-4

I have a string where all words separated with these chars:

{ ' ', '.', ',', '!', '?', ':', '-','\r','\n' };

And words can be separated MORE then one separator; I tried replace all separators on spaces and add space to start and end of text and in loop find

IndexOf(" "+word+" ",i+word.Length)

but i think exists more faster ways to make it

Daxak
  • 17
  • 4
  • 1
    [`String.IndexOfAny`](https://learn.microsoft.com/en-us/dotnet/api/system.string.indexofany) maybe? – Uwe Keim Jul 24 '21 at 18:19
  • 3
    I smell an [XY problem](https://xyproblem.info/) here. Q: What are you *REALLY* trying to accomplish? What do you want to do once you've found all the delimiters in your string? Is this just a simple [parsing](https://stackoverflow.com/q/858756/421195) problem? You might want to consider using [String.Split()](https://learn.microsoft.com/en-us/dotnet/csharp/how-to/parse-strings-using-split), or a [regex](https://learn.microsoft.com/en-us/dotnet/standard/base-types/regular-expressions). – paulsm4 Jul 24 '21 at 18:21
  • Side note: the only thing you can achieve by reposting the same downvoted question again and again is to get question ban on the account. At very least you should read comments to previous versions of the same post and answer in this one. – Alexei Levenkov Jul 24 '21 at 18:37

1 Answers1

1

You can search for words using regex without having to specify all possible separators.

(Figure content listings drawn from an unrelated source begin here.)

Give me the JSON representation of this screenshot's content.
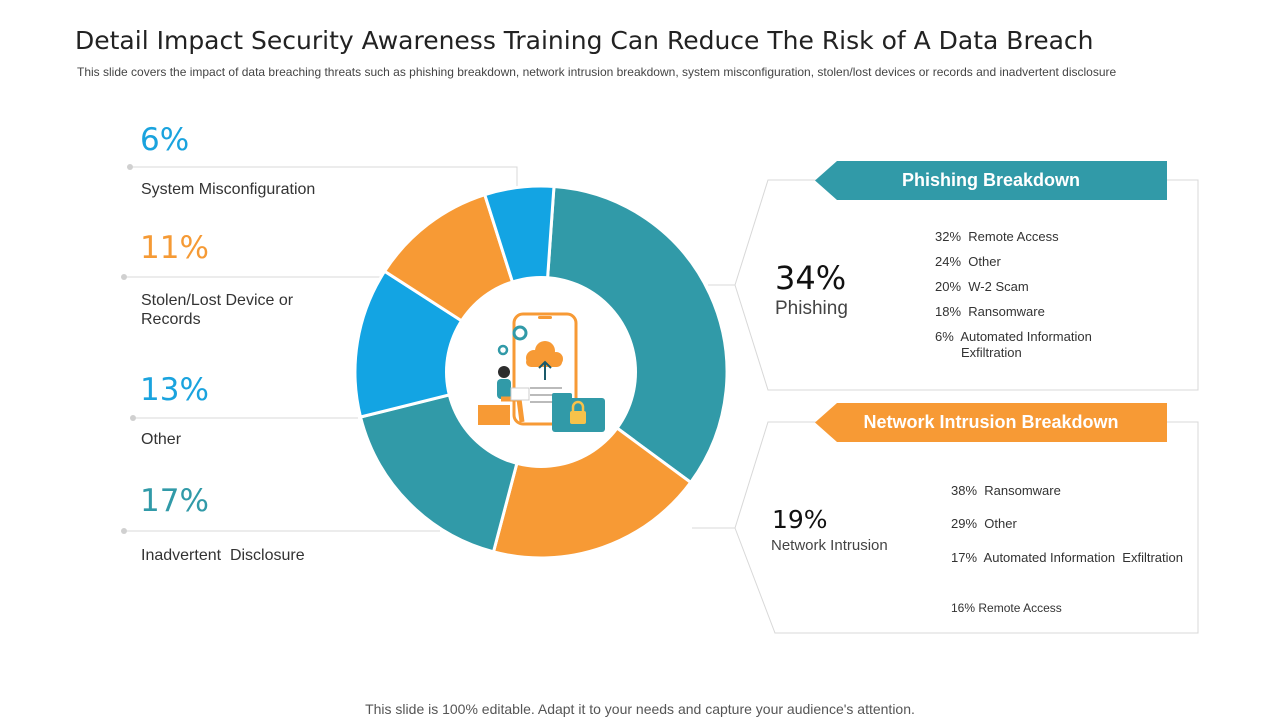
{
  "title": "Detail Impact Security Awareness Training Can Reduce The Risk of A Data Breach",
  "subtitle": "This slide covers the impact of data breaching threats such as phishing breakdown, network intrusion breakdown, system misconfiguration, stolen/lost devices or records and inadvertent disclosure",
  "left_items": [
    {
      "value": "6%",
      "label": "System Misconfiguration",
      "color": "#1aa3de"
    },
    {
      "value": "11%",
      "label": "Stolen/Lost Device or Records",
      "color": "#f59a35"
    },
    {
      "value": "13%",
      "label": "Other",
      "color": "#1aa3de"
    },
    {
      "value": "17%",
      "label": "Inadvertent  Disclosure",
      "color": "#319aa8"
    }
  ],
  "phishing": {
    "banner": "Phishing Breakdown",
    "value": "34%",
    "label": "Phishing",
    "items": [
      {
        "pct": "32%",
        "text": "Remote Access"
      },
      {
        "pct": "24%",
        "text": "Other"
      },
      {
        "pct": "20%",
        "text": "W-2 Scam"
      },
      {
        "pct": "18%",
        "text": "Ransomware"
      },
      {
        "pct": "6%",
        "text": "Automated Information Exfiltration"
      }
    ]
  },
  "network": {
    "banner": "Network Intrusion Breakdown",
    "value": "19%",
    "label": "Network Intrusion",
    "items": [
      {
        "pct": "38%",
        "text": "Ransomware"
      },
      {
        "pct": "29%",
        "text": "Other"
      },
      {
        "pct": "17%",
        "text": "Automated Information  Exfiltration"
      },
      {
        "pct": "16%",
        "text": "Remote Access"
      }
    ]
  },
  "chart_data": {
    "type": "pie",
    "title": "",
    "categories": [
      "Phishing",
      "Network Intrusion",
      "Inadvertent Disclosure",
      "Other",
      "Stolen/Lost Device or Records",
      "System Misconfiguration"
    ],
    "values": [
      34,
      19,
      17,
      13,
      11,
      6
    ],
    "colors": [
      "#319aa8",
      "#f79a35",
      "#319aa8",
      "#13a4e3",
      "#f79a35",
      "#13a4e3"
    ],
    "center_icon": "cloud-security-illustration"
  },
  "footer": "This slide is 100% editable. Adapt it to your needs and capture your audience's attention."
}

string input = "This, is? a test-word!\r\nanother line.";
var matches = Regex.Matches(input, @"\w+");
foreach (Match m in matches) {
    Console.WriteLine($"\"{m.Value}\" at {m.Index}, length {m.Length}");
}

prints:

"This" at 0, length 4
"is" at 6, length 2
"a" at 10, length 1
"test" at 12, length 4
"word" at 17, length 4
"another" at 24, length 7
"line" at 32, length 4

The expression \w+ specifies a sequence of one or more word characters. This includes letters, digits and the underscore. See Word Character: \w for a detailed description of \w.


You can replace all (possibly multiple) separators by spaces like this:

char[] separators = new char[] { ' ', '.', ',', '!', '?', ':', '-', '\r', '\n' };
var words = input.Split(separators, StringSplitOptions.RemoveEmptyEntries);
string result = String.Join(" ", words);
Console.WriteLine(result);

prints

This is a test word another line

The StringSplitOptions.RemoveEmptyEntries parameter ensures that sequences of multiple separators are treated like one separator.

Olivier Jacot-Descombes
  • 104,806
  • 13
  • 138
  • 188